Beyond Corner Patches: Semantics-Aware Backdoor Attack in Federated Learning
Kavindu Herath , Joshua Zhao , Saurabh Bagchi
Published on arXiv
2603.29328
Model Poisoning
OWASP ML Top 10 — ML10
Data Poisoning Attack
OWASP ML Top 10 — ML02
Key Finding
Achieves high targeted attack success rates with semantically plausible triggers while evading robust aggregation defenses and preserving benign test accuracy
SABLE
Novel technique introduced
Backdoor attacks on federated learning (FL) are most often evaluated with synthetic corner patches or out-of-distribution (OOD) patterns that are unlikely to arise in practice. In this paper, we revisit the backdoor threat to standard FL (a single global model) under a more realistic setting where triggers must be semantically meaningful, in-distribution, and visually plausible. We propose SABLE, a Semantics-Aware Backdoor for LEarning in federated settings, which constructs natural, content-consistent triggers (e.g., semantic attribute changes such as sunglasses) and optimizes an aggregation-aware malicious objective with feature separation and parameter regularization to keep attacker updates close to benign ones.

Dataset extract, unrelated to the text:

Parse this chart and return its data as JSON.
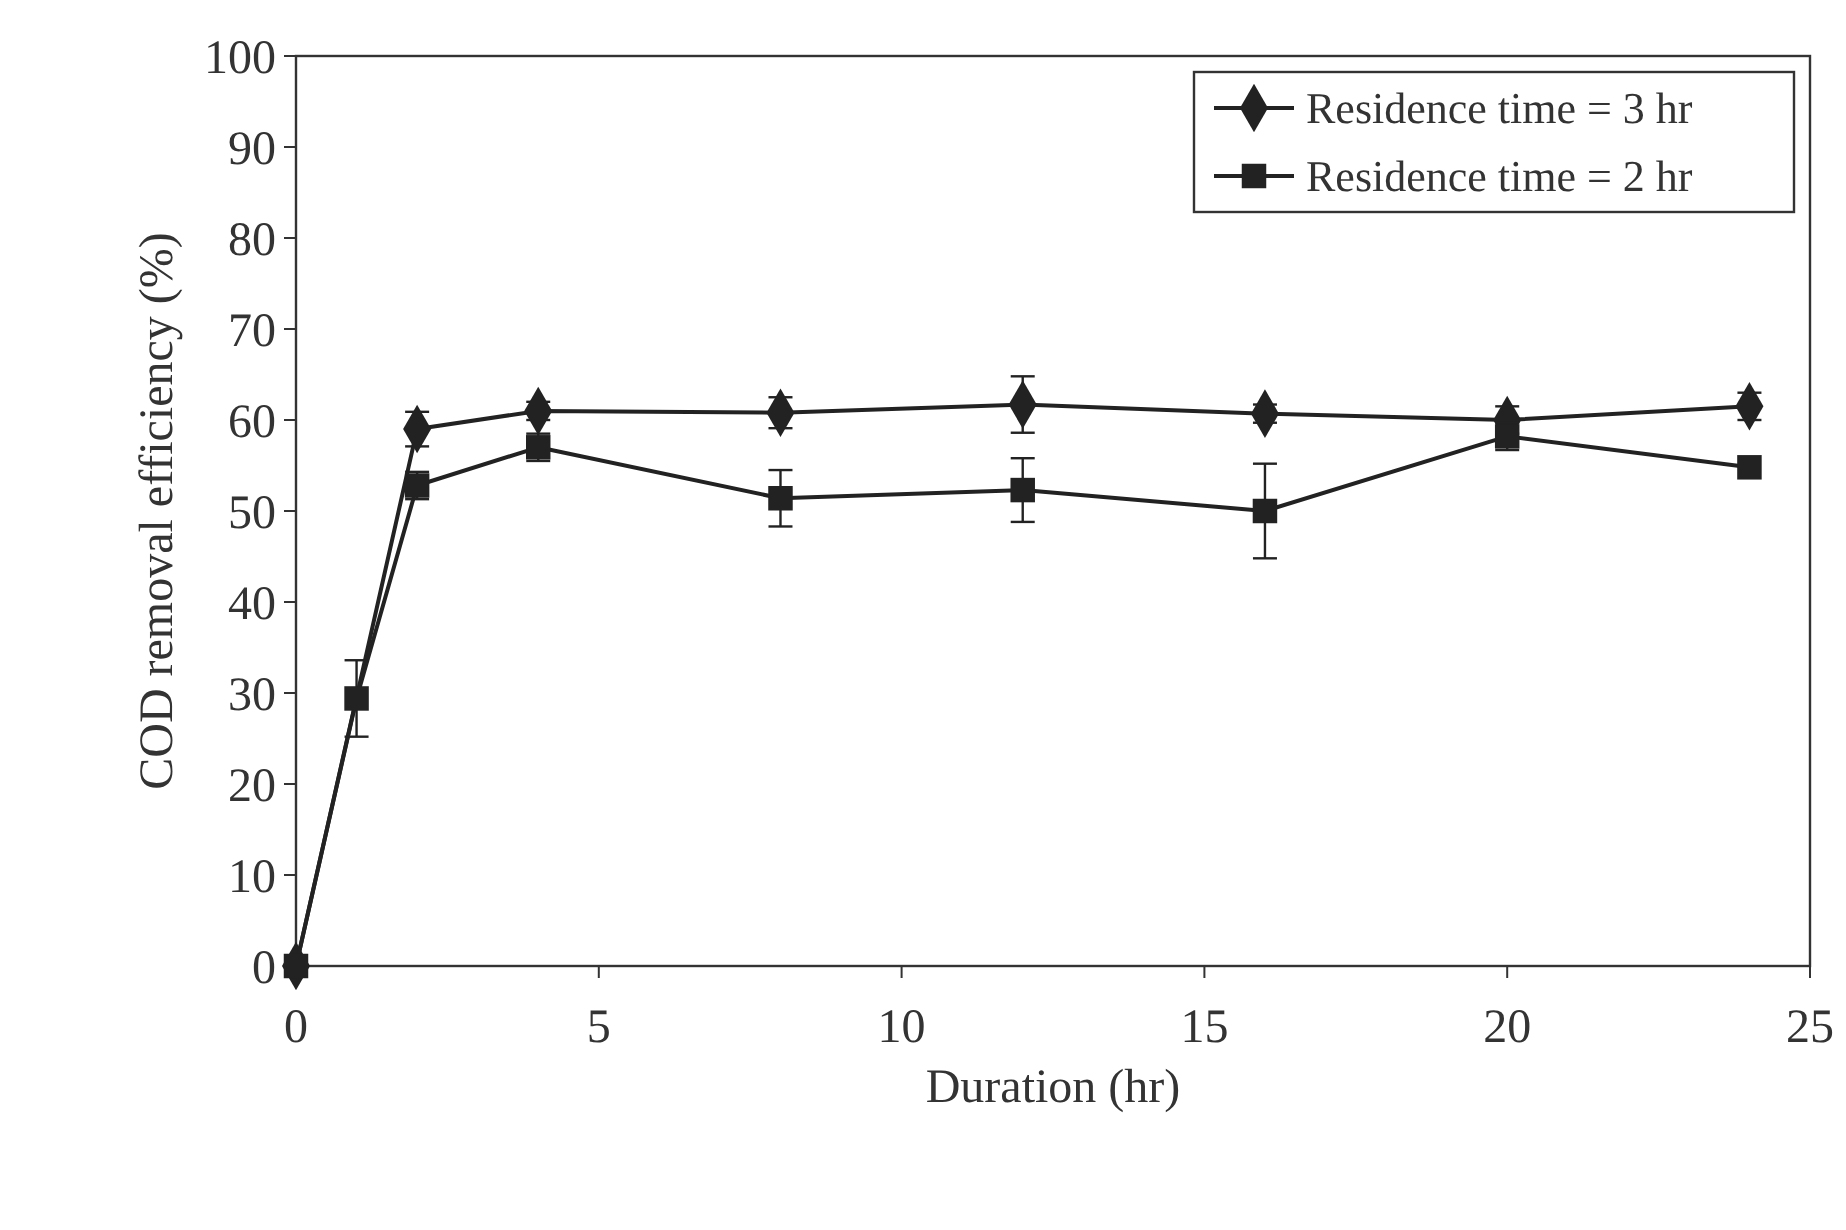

We instantiate SABLE on CelebA hair-color classification and the German Traffic Sign Recognition Benchmark (GTSRB), poisoning only a small, interpretable subset of each malicious client's local data while otherwise following the standard FL protocol. Across heterogeneous client partitions and multiple aggregation rules (FedAvg, Trimmed Mean, MultiKrum, and FLAME), our semantics-driven triggers achieve high targeted attack success rates while preserving benign test accuracy. These results show that semantics-aligned backdoors remain a potent and practical threat in federated learning, and that robustness claims based solely on synthetic patch triggers can be overly optimistic.
Key Contributions
- SABLE attack using semantically meaningful, in-distribution triggers (e.g., semantic attribute changes) instead of synthetic corner patches
- Aggregation-aware malicious objective with feature separation and parameter regularization to evade robust FL aggregation defenses
- Demonstrates high attack success rates across multiple aggregation rules (FedAvg, Trimmed Mean, MultiKrum, FLAME) while maintaining benign test accuracy
🛡️ Threat Analysis
The attack mechanism involves poisoning a subset of local training data in malicious FL clients to embed the backdoor, qualifying as data poisoning in the federated learning context.
Proposes SABLE, a backdoor attack embedding hidden malicious behavior via semantic triggers (attribute changes like hair color, sunglasses) that activate only with specific inputs while preserving benign accuracy.